N. Vijaya Lakshmi says that it is relatively easy to implement economic empowerment programmes rather than social empowerment programmes. Despite several efforts taken by the governments to imbibe women’s economic empowerment in the system, it has been really difficult to curb various social norms for things as small as ghoonghat (veil). She believes such changes will take time, but by providing women money in the form of income through various activities like agriculture, animal husbandry, goatery, fishery, etc., does lead to their economic empowerment. Supporting Jain’s point about working with young people, she highlighted the gender empowerment module that has been introduced in schools in Class 6 to make children understand what gender is, when they are very young. Having said that, she also stressed on the fact that it is not an easy task, neither a short-term task, to bring change in social norms. It is time consuming and requires multiple steps from policy-design to policy-implementation stage, only then a wider section can be reached. Unless we fill in all these gaps and in a comprehensive way, it is not easy to implement social empowerment programmes. To conclude, she said bringing such a change may be tough, but it is doable.
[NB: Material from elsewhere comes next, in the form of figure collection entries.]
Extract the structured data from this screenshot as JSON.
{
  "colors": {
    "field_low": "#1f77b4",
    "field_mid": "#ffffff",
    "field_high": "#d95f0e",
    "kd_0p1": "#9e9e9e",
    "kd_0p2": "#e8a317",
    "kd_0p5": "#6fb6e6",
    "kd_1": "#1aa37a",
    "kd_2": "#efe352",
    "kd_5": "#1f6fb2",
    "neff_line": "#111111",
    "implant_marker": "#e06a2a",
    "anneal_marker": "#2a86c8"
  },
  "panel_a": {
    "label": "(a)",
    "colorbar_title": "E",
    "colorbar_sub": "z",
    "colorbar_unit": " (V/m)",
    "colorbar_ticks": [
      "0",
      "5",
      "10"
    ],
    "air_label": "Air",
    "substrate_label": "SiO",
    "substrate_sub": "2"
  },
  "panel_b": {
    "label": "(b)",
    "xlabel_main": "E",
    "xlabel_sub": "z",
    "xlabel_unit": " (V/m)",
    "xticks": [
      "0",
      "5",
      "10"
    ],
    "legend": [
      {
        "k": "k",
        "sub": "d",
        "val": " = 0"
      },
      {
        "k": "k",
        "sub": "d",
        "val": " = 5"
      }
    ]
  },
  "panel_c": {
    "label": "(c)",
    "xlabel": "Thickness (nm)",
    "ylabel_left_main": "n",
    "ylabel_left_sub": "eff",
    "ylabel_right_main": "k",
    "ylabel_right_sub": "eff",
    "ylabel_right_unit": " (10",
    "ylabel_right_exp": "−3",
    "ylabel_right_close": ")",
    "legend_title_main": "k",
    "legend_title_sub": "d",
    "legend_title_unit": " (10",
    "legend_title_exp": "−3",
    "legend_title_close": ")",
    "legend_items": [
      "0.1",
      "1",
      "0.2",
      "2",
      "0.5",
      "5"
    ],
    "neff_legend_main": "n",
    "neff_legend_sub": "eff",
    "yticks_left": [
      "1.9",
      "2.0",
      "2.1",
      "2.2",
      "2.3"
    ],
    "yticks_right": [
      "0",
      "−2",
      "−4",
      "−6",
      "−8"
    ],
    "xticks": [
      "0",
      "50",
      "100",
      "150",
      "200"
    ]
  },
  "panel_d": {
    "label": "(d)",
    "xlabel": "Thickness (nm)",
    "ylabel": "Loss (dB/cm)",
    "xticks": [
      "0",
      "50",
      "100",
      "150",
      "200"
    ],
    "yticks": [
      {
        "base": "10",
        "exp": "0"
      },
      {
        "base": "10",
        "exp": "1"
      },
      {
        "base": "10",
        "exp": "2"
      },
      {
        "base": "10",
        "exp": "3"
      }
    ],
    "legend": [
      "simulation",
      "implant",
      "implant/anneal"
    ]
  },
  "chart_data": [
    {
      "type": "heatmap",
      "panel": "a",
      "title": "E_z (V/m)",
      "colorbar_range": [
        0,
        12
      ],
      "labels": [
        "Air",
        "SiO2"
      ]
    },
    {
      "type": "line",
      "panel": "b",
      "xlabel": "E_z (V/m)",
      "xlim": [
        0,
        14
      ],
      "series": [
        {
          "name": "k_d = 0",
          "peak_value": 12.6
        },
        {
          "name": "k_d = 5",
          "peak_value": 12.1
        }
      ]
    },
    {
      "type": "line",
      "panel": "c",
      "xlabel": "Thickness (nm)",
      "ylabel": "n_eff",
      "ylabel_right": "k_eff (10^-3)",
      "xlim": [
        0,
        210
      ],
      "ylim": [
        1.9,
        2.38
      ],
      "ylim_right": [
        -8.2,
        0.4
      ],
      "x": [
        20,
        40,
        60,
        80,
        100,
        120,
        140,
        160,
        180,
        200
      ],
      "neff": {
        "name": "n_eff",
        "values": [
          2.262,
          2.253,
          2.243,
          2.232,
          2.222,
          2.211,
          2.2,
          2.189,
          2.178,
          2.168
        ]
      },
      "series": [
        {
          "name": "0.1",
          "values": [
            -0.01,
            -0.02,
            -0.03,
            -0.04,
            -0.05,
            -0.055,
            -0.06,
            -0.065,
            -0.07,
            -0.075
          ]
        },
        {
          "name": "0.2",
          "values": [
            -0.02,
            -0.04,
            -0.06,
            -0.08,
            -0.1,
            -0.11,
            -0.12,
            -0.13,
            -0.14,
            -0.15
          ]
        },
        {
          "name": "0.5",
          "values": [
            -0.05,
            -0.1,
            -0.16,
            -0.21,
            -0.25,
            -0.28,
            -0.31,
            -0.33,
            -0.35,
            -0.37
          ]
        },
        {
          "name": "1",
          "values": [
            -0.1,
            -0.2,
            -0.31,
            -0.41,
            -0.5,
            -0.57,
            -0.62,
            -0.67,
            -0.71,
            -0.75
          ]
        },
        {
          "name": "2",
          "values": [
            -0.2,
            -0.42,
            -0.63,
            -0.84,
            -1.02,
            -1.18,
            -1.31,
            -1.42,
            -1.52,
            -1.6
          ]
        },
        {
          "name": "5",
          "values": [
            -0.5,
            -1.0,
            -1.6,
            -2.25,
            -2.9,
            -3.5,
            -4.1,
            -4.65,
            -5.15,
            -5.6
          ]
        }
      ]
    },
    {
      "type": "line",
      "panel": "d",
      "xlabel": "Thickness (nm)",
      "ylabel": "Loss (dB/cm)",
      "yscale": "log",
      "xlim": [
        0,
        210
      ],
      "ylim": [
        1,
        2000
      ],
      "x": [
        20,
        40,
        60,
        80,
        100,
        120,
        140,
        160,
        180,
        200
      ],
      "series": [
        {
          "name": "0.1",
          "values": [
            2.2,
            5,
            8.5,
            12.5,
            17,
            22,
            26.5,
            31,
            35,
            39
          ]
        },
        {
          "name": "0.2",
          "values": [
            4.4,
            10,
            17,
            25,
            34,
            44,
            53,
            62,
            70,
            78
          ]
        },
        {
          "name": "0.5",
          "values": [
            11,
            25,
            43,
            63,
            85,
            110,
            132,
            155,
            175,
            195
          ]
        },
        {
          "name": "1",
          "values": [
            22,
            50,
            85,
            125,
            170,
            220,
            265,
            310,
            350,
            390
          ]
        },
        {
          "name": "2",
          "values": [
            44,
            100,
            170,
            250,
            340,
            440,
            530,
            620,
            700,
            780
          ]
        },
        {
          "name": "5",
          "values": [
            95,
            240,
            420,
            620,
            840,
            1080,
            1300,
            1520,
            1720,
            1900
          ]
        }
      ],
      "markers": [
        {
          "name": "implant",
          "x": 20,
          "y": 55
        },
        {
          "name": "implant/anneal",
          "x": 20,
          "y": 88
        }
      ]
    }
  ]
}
Moving away from ‘supplying’ economic empowerment, Girija Borker brings in the issue of access. She says one can provide facilities, but what matters is access, which can be possible only when women can move around freely and feel safe while doing that. She cited some numbers — in Indian cities, 79% of women reported feeling unsafe in public spaces and over 84% women say that they actively avoid certain parts of the cities to feel safe. This fear of unsafety affects women in a lot of spheres such as accessing healthcare, education, and jobs — starting from actually looking for them to entering and staying in the labour force. She says that a lot of policies have failed mainly because of safety concerns. She concluded by asking a couple of questions, which will play an important role in framing these policies and these were: if we need more police to be involved, and will we need a redressal system when someone feels unsafe.
Shubha Chakravarty suggests building up a basic model both for women’s livelihoods, like the SHG (self-help groups) model, and for adolescent girls. Such a model would involve community mobilisation, training of certain skills, access to finance, etc. to generate some income. She says that there is growing evidence which suggests that these comprehensive models work and lead to socioeconomic empowerment of women, but they are costly. The per-head cost is a lot more than a standard health intervention or interventions in a lot of other sectors. She suggests that there is a need to include psycho-social interventions and to engage men and boys, as without any engagement of men and boys, it will be considered retrograde. She also suggests that behavioural impacts of changing norms should be first assessed before implementing them. To conclude, she pointed out that there is a need for women-centred projects, but she also says there is a lot more work and evidence required on the neutral projects (not specifically women-centric) as we do not have any sense of what the impacts of those are on women’s empowerment in a quantitative sense, or how those impacts compare to those from more women-centric models.